Из-за двери потянуло сыростью и холодом, непонятно откуда налетевший ветерок задул пламя. Баба-Сали налег всем телом на дверь и протиснулся в образовавшуюся щель. За дверью стояла кромешная тьма – как видно, все окна в синагоге были наглухо заколочены. Секретарь зажег свечу и, прикрывая ладонью огонек, поднес руку к проему. Баба-Сали с несвойственной ему быстротой бросился внутрь, к шкафу для хранения свитков Торы. По донесшемуся из темноты скрипу секретарь понял, что створки распахнулись, и в ту же секунду синагогу озарило голубое сияние. Баба-Сали выхватил из шкафа свиток, метнулся к биме – возвышению посреди зала – развернул свиток и принялся читать вслух. Сияние окутало Баба-Сали, словно вода ныряльщика, сквозь его плотный кокон с трудом можно было различить очертания человеческой фигуры. Прошло несколько минут, голос наполнил старое здание до самой крыши, но слов секретарь не различал. Эхо металось из угла в угол, будто преследуя голубые лучи, испускаемые сиянием. Звук боролся со светом, желтый огонек в руке секретаря выглядел смехотворно, и он несколько раз порывался его погасить, но, вспомнив предупреждение, сдерживался.

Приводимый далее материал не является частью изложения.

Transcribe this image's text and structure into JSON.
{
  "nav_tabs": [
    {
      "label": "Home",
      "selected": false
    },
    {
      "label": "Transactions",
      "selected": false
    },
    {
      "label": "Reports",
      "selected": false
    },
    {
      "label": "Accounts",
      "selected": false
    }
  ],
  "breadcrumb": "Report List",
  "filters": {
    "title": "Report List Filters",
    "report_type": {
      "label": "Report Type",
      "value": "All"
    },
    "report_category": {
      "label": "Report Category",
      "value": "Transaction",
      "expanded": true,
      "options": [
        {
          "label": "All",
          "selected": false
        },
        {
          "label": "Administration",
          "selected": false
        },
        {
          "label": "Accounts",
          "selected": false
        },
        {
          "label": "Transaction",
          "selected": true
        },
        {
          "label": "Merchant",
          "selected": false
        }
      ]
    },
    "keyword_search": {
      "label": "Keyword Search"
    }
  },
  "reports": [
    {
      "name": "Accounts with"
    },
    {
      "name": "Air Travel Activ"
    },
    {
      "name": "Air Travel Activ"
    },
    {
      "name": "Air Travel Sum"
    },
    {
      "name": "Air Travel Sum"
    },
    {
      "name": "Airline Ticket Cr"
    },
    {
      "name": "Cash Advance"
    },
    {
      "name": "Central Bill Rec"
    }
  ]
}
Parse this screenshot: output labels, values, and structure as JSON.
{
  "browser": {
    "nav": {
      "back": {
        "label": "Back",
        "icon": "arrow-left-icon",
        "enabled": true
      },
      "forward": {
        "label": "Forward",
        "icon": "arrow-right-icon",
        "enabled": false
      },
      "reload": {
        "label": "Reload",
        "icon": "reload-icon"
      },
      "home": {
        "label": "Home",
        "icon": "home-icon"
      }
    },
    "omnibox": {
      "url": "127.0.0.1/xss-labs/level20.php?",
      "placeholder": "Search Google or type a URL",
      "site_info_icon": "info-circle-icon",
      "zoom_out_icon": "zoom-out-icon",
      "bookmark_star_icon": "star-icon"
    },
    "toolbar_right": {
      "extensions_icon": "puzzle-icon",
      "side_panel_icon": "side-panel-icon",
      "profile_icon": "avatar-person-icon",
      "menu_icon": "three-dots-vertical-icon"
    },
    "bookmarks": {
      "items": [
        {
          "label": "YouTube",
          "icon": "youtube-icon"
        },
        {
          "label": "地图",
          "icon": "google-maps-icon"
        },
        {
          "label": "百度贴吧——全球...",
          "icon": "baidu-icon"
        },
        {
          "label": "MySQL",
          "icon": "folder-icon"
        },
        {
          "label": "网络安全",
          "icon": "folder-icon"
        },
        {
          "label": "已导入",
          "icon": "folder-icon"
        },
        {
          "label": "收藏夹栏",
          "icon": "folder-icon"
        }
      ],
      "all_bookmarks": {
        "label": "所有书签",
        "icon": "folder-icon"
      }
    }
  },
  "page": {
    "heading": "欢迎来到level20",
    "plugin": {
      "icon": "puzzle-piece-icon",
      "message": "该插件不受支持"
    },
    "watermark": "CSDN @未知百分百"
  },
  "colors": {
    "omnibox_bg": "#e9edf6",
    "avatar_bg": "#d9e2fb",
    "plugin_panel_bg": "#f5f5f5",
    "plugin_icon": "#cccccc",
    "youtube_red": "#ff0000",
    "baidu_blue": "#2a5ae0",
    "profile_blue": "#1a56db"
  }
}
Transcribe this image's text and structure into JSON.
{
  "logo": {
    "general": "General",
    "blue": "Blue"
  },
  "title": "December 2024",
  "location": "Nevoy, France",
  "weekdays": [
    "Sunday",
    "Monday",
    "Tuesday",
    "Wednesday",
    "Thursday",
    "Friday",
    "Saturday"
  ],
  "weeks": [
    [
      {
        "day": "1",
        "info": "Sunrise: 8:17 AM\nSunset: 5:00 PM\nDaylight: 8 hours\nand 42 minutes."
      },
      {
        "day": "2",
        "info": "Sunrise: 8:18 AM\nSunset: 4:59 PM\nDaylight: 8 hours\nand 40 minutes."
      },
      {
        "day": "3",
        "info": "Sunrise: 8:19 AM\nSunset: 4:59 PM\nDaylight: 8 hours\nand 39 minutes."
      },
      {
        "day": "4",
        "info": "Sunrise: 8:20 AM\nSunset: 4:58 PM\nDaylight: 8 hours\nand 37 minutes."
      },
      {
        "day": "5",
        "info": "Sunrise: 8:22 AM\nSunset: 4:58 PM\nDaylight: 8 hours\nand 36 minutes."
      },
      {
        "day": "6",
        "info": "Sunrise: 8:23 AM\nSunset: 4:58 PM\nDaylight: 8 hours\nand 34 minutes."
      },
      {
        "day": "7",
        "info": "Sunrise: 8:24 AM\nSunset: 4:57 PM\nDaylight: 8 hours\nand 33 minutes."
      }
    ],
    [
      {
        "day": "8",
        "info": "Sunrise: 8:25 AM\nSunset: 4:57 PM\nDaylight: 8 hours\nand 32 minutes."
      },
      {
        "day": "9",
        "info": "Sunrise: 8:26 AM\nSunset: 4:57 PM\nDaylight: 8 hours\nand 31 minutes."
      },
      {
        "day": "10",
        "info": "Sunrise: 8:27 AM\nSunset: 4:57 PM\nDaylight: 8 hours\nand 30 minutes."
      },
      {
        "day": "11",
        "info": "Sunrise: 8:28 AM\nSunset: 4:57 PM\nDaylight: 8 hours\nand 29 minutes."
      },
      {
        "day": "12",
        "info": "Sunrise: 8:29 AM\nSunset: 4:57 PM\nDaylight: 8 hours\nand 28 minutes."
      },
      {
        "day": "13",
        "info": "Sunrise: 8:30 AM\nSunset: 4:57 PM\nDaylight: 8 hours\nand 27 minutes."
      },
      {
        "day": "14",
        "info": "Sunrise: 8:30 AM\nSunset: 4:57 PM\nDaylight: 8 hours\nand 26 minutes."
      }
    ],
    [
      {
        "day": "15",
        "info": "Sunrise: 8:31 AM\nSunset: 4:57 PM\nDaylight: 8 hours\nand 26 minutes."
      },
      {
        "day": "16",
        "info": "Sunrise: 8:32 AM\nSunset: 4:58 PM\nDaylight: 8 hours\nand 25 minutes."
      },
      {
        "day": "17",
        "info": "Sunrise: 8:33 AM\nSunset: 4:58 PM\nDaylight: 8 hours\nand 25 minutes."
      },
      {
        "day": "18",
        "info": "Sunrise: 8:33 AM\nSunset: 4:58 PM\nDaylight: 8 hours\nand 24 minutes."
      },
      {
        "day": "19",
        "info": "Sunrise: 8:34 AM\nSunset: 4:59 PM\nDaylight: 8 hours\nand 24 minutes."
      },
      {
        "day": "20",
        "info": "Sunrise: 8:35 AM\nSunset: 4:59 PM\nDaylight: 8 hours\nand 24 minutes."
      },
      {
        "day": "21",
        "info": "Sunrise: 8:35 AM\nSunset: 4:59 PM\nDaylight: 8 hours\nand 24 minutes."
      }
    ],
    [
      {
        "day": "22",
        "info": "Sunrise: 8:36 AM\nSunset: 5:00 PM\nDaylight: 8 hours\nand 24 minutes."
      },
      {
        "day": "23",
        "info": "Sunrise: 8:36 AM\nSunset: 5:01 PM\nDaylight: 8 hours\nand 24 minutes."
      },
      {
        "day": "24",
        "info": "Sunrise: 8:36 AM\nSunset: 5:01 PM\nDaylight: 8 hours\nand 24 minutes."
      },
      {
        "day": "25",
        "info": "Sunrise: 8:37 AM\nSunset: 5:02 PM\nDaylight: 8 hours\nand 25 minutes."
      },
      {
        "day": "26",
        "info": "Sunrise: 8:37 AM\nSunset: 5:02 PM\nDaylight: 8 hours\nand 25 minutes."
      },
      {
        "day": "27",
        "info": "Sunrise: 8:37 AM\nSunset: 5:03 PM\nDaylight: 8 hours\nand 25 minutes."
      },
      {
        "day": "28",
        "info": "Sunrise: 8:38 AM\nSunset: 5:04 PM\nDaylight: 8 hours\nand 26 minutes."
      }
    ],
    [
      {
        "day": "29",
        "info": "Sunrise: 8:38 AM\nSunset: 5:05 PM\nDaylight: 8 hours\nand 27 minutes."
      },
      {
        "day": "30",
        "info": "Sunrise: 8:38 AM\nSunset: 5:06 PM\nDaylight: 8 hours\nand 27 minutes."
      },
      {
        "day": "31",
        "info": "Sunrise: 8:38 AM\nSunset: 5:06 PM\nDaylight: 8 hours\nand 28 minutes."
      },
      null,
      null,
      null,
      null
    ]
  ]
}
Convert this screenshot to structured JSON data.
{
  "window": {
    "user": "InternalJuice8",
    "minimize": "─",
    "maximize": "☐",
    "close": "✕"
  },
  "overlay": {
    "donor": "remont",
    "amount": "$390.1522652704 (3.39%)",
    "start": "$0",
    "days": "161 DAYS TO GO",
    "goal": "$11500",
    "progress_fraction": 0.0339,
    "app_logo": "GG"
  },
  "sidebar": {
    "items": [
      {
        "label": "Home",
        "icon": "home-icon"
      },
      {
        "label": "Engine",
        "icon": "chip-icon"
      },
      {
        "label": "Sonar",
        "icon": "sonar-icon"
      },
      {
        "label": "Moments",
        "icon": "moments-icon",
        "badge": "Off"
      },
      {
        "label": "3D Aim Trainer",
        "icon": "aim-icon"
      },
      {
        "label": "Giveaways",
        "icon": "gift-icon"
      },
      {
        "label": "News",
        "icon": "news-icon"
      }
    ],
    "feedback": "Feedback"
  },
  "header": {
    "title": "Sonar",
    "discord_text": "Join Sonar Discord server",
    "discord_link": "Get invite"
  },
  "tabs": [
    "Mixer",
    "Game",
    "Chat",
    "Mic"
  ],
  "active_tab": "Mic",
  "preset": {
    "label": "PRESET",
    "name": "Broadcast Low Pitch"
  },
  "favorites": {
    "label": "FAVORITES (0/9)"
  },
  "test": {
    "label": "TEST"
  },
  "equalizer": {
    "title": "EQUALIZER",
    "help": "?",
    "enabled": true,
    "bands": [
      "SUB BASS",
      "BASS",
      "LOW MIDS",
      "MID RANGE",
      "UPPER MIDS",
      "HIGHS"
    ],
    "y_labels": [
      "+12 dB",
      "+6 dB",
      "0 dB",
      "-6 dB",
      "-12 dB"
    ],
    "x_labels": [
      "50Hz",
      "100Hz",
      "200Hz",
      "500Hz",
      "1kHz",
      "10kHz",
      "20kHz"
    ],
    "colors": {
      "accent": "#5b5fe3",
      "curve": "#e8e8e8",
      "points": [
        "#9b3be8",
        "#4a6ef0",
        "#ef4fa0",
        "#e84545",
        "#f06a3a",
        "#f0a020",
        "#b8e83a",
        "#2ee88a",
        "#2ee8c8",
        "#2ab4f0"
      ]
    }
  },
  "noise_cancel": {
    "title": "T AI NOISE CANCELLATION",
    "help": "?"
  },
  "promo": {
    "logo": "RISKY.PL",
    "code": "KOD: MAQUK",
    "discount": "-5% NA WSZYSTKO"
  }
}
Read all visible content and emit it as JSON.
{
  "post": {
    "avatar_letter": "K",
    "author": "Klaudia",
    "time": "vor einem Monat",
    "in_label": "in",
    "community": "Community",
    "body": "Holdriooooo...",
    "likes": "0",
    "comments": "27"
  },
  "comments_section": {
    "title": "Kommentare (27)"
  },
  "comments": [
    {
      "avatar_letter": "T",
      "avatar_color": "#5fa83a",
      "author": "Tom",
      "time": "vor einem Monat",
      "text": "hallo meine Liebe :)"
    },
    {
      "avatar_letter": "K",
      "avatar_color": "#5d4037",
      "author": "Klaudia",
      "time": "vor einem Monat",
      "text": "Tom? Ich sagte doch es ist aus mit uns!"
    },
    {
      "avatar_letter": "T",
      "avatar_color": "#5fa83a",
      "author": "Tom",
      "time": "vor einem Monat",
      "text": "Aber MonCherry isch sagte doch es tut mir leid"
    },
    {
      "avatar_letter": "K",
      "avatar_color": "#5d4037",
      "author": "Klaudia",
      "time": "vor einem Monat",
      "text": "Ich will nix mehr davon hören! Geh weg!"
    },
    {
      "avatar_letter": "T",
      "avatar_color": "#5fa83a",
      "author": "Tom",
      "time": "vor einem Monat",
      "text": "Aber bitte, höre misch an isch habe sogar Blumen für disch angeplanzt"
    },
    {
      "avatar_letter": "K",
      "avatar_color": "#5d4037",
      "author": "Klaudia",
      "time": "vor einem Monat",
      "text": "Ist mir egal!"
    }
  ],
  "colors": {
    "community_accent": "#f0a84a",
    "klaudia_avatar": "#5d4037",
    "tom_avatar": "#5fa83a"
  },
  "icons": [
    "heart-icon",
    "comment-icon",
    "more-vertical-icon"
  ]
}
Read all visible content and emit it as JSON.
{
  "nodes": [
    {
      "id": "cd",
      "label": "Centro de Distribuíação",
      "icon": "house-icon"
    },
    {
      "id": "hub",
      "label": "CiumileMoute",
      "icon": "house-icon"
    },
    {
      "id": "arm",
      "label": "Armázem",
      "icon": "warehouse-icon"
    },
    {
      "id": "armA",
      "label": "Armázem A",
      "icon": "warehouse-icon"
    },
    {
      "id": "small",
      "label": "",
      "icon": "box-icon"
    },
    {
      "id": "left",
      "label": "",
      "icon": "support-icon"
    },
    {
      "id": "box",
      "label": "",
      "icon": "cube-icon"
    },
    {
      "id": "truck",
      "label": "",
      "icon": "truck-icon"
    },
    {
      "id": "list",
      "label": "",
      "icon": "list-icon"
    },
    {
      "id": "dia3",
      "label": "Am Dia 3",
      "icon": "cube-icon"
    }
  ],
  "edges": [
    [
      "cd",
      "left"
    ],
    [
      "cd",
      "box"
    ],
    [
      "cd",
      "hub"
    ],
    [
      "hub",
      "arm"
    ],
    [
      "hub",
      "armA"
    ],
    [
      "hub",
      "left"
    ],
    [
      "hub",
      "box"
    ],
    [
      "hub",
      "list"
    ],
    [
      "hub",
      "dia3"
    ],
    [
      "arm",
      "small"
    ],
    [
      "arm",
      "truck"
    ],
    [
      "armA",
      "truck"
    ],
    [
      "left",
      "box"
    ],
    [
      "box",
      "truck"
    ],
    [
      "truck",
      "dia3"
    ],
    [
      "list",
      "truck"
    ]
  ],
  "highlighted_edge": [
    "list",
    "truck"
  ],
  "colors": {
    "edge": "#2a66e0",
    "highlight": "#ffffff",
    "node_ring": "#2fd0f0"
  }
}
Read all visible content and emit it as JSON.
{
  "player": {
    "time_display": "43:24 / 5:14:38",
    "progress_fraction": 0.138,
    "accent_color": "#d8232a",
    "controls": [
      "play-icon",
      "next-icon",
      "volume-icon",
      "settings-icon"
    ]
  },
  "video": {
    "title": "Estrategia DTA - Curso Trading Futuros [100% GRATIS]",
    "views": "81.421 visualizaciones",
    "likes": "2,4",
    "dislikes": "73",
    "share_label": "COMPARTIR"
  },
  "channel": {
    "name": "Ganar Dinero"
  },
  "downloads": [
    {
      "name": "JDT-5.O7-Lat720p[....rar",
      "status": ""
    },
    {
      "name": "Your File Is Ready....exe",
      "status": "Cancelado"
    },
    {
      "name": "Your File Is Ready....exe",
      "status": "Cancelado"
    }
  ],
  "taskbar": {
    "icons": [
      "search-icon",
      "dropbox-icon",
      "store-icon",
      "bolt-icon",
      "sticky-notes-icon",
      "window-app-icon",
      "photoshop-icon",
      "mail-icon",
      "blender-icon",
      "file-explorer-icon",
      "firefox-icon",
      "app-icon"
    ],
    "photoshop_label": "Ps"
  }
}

Сияние начало ослабевать, оседая вокруг Баба-Сали словно пена, и вскоре превратилось в голубой круг на полу. Внезапно круг разомкнулся, превратившись в ленту, и ринулся к дверному проему. Столкнувшись с огоньком свечи, лента отпрянула и ринулась обратно в синагогу. Совершив несколько кругов по залу, она скрылась в шкафу, озарив его изнутри голубым светом. Баба-Сали продолжил чтение, и через несколько минут сияние исчезло.

– Теперь можешь войти, – произнес Баба-Сали, обернувшись к секретарю.

– Что это было? – спросил секретарь.

Баба-Сали отрицательно покачал головой.

– Лучше тебе не знать. Эрец-Исраэл – сердце мира, а Цфат – сердце Эрец-Исраэл. Нынешней ночью мы избавили еврейский народ от большой опасности.

 – Сердце Эрец-Исраэл? – удивленно протянул Велвл. – Мне всегда казалось, что сердце – Иерусалим, а не Цфат.

– При всем уважении к рассказчику, – вмешался Ури, – сердце этой земли там, где пребывает глава поколения. Последние пятьдесят лет оно располагалось в Нью-Йорке, в резиденции Любавичского Ребе.

Собеседники вежливо промолчали, а Ури, обрадованный отсутствием возражений, ответил любезностью на любезность.

– Ну, Цфат, конечно, тоже не пустое место.

С Ури я знаком лет двадцать пять и без ложной скромности утверждаю, что оказал на него значительное, если не решающее влияние. Первый раз мы пересеклись в середине восьмидесятых, точнее я не помню даты. У меня зазвонил телефон.

– Алло? – спросил я усталым голосом. Дело шло к середине ночи и вступать в разговоры не было ни сил, ни желания.

– Кто это там гавкает? – поинтересовалась телефонная трубка.

Я опешил и, моментально проснувшись, парировал:

– А это кто, собственно?

– С тобой, свинья, говорит капитан Жеглов!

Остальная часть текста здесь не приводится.